Uber Cuts 23% of HR Staff, but Says AI Has Nothing to Do with It

Uber downsizes its "People and Places" division with a significant cut. The company led by Dara Khosrowshahi has announced the layoffs of nearly a quarter of its staff dedicated to human resources and recruitment. This targeted approach, according to official spokespersons, amounts to less than 1% of Uber's global workforce, currently estimated at around 34,000 employees.

The move comes just a few weeks after the appointment of Jill Hazelbaker to the newly created role of Chief Corporate Affairs Officer and President. It was Hazelbaker, a cornerstone of the company since 2015, who clarified the details of the operation through an internal communication to employees. The official reason lies in the need to simplify teams deemed "too complex and fragmented," characterized by wide overlaps in responsibilities, unclear management of operational skills, and an excessive distance from the actual business needs and the commercial partners that should be supported on a daily basis.

Productivity and the Cost Issue of Artificial Intelligence
Despite the market witnessing a massive wave of layoffs in the technology sector, often directly justified by the adoption of automated systems, Uber has emphasized that this restructuring is not related to the introduction of generative algorithms. The necessity, reiterated by CEO Dara Khosrowshahi in a separate memo sent to staff, is focused on maximizing operational effectiveness of a department that has become structurally redundant during recent years of expansion.

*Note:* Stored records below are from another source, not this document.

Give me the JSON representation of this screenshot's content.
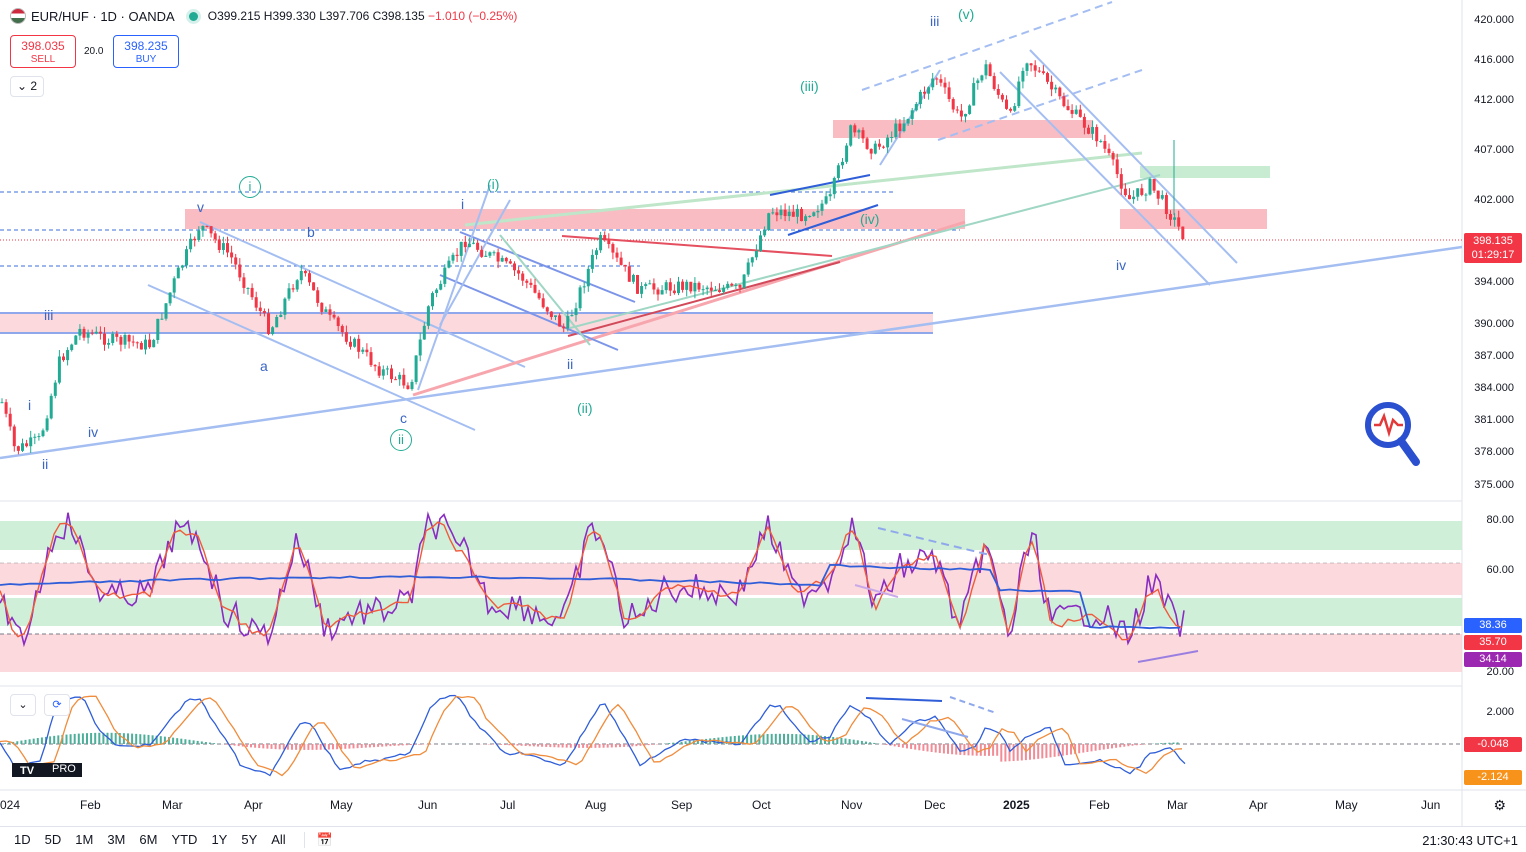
{
  "header": {
    "symbol": "EUR/HUF · 1D · OANDA",
    "open": "O399.215",
    "high": "H399.330",
    "low": "L397.706",
    "close": "C398.135",
    "change": "−1.010 (−0.25%)"
  },
  "trade": {
    "sell_price": "398.035",
    "sell_label": "SELL",
    "spread": "20.0",
    "buy_price": "398.235",
    "buy_label": "BUY",
    "indicators_count": "2"
  },
  "price_axis": [
    "420.000",
    "416.000",
    "412.000",
    "407.000",
    "402.000",
    "398.135",
    "394.000",
    "390.000",
    "387.000",
    "384.000",
    "381.000",
    "378.000",
    "375.000"
  ],
  "last_price": {
    "value": "398.135",
    "countdown": "01:29:17",
    "color": "#f23645"
  },
  "rsi_axis": [
    "80.00",
    "60.00",
    "20.00"
  ],
  "rsi_tags": {
    "blue": "38.36",
    "red": "35.70",
    "purple": "34.14"
  },
  "macd_axis": [
    "2.000"
  ],
  "macd_tags": {
    "hist": "-0.048",
    "signal": "-2.124"
  },
  "time_axis": [
    "024",
    "Feb",
    "Mar",
    "Apr",
    "May",
    "Jun",
    "Jul",
    "Aug",
    "Sep",
    "Oct",
    "Nov",
    "Dec",
    "2025",
    "Feb",
    "Mar",
    "Apr",
    "May",
    "Jun"
  ],
  "waves": {
    "v": "v",
    "b": "b",
    "a": "a",
    "c": "c",
    "i_circle": "i",
    "ii_circle": "ii",
    "iii_left": "iii",
    "i_left": "i",
    "iv_left": "iv",
    "ii_left": "ii",
    "i_mid": "i",
    "i_paren": "(i)",
    "ii_mid": "ii",
    "ii_paren": "(ii)",
    "iii_paren": "(iii)",
    "iv_paren": "(iv)",
    "iii_top": "iii",
    "v_paren": "(v)",
    "iv_right": "iv"
  },
  "timeframes": [
    "1D",
    "5D",
    "1M",
    "3M",
    "6M",
    "YTD",
    "1Y",
    "5Y",
    "All"
  ],
  "clock": "21:30:43 UTC+1",
  "logo_text": "PRO",
  "colors": {
    "up": "#22ab94",
    "down": "#f23645",
    "zone_red": "#f7a6ae",
    "zone_green": "#bfe6c9",
    "trend_blue": "#a4bef2"
  }
}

However, the shadow of AI looms over the medium-term strategies of the ride-hailing giant. On one hand, Khosrowshahi confirmed that the pace of new hiring has undergone a physiological slowdown thanks to the productivity boost provided by the AI tools already in use; on the other hand, management is not convinced about the real financial returns.

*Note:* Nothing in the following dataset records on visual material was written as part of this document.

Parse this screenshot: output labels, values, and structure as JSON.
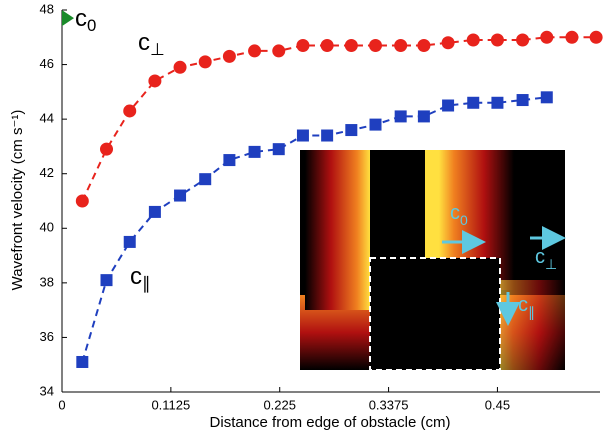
{
  "chart_data": {
    "type": "line",
    "xlabel": "Distance from edge of obstacle (cm)",
    "ylabel": "Wavefront velocity (cm s⁻¹)",
    "xlim": [
      0,
      0.556
    ],
    "ylim": [
      34,
      48
    ],
    "xticks": [
      0,
      0.1125,
      0.225,
      0.3375,
      0.45
    ],
    "yticks": [
      34,
      36,
      38,
      40,
      42,
      44,
      46,
      48
    ],
    "series": [
      {
        "color": "#e8231c",
        "marker": "circle",
        "x": [
          0.021,
          0.046,
          0.07,
          0.096,
          0.122,
          0.148,
          0.173,
          0.199,
          0.224,
          0.249,
          0.274,
          0.299,
          0.324,
          0.35,
          0.374,
          0.399,
          0.425,
          0.45,
          0.476,
          0.501,
          0.527,
          0.552
        ],
        "values": [
          41.0,
          42.9,
          44.3,
          45.4,
          45.9,
          46.1,
          46.3,
          46.5,
          46.5,
          46.7,
          46.7,
          46.7,
          46.7,
          46.7,
          46.7,
          46.8,
          46.9,
          46.9,
          46.9,
          47.0,
          47.0,
          47.0
        ]
      },
      {
        "color": "#1f3fbf",
        "marker": "square",
        "x": [
          0.021,
          0.046,
          0.07,
          0.096,
          0.122,
          0.148,
          0.173,
          0.199,
          0.224,
          0.249,
          0.274,
          0.299,
          0.324,
          0.35,
          0.374,
          0.399,
          0.425,
          0.45,
          0.476,
          0.501
        ],
        "values": [
          35.1,
          38.1,
          39.5,
          40.6,
          41.2,
          41.8,
          42.5,
          42.8,
          42.9,
          43.4,
          43.4,
          43.6,
          43.8,
          44.1,
          44.1,
          44.5,
          44.6,
          44.6,
          44.7,
          44.8
        ]
      },
      {
        "color": "#1a8a2a",
        "marker": "triangle",
        "x": [
          0
        ],
        "values": [
          47.7
        ]
      }
    ],
    "annotations": [
      {
        "text": "c",
        "sub": "0"
      },
      {
        "text": "c",
        "sub": "⊥"
      },
      {
        "text": "c",
        "sub": "∥"
      },
      {
        "text": "c",
        "sub": "0"
      },
      {
        "text": "c",
        "sub": "⊥"
      },
      {
        "text": "c",
        "sub": "∥"
      }
    ]
  }
}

Uber's Chief Operating Officer, Andrew Macdonald, raised a crucial issue for the company’s budgets, highlighting how the performance increase generated by AI is not yet directly proportional to the expenses incurred for the purchase and consumption of computational tokens. This misalignment demonstrates that the integration of generative artificial intelligence solutions still requires deep cost optimization before it can justify the direct replacement of human labor. In the meantime, Uber chooses the traditional restructuring route, focusing on regaining internal efficiency through streamlining workflows.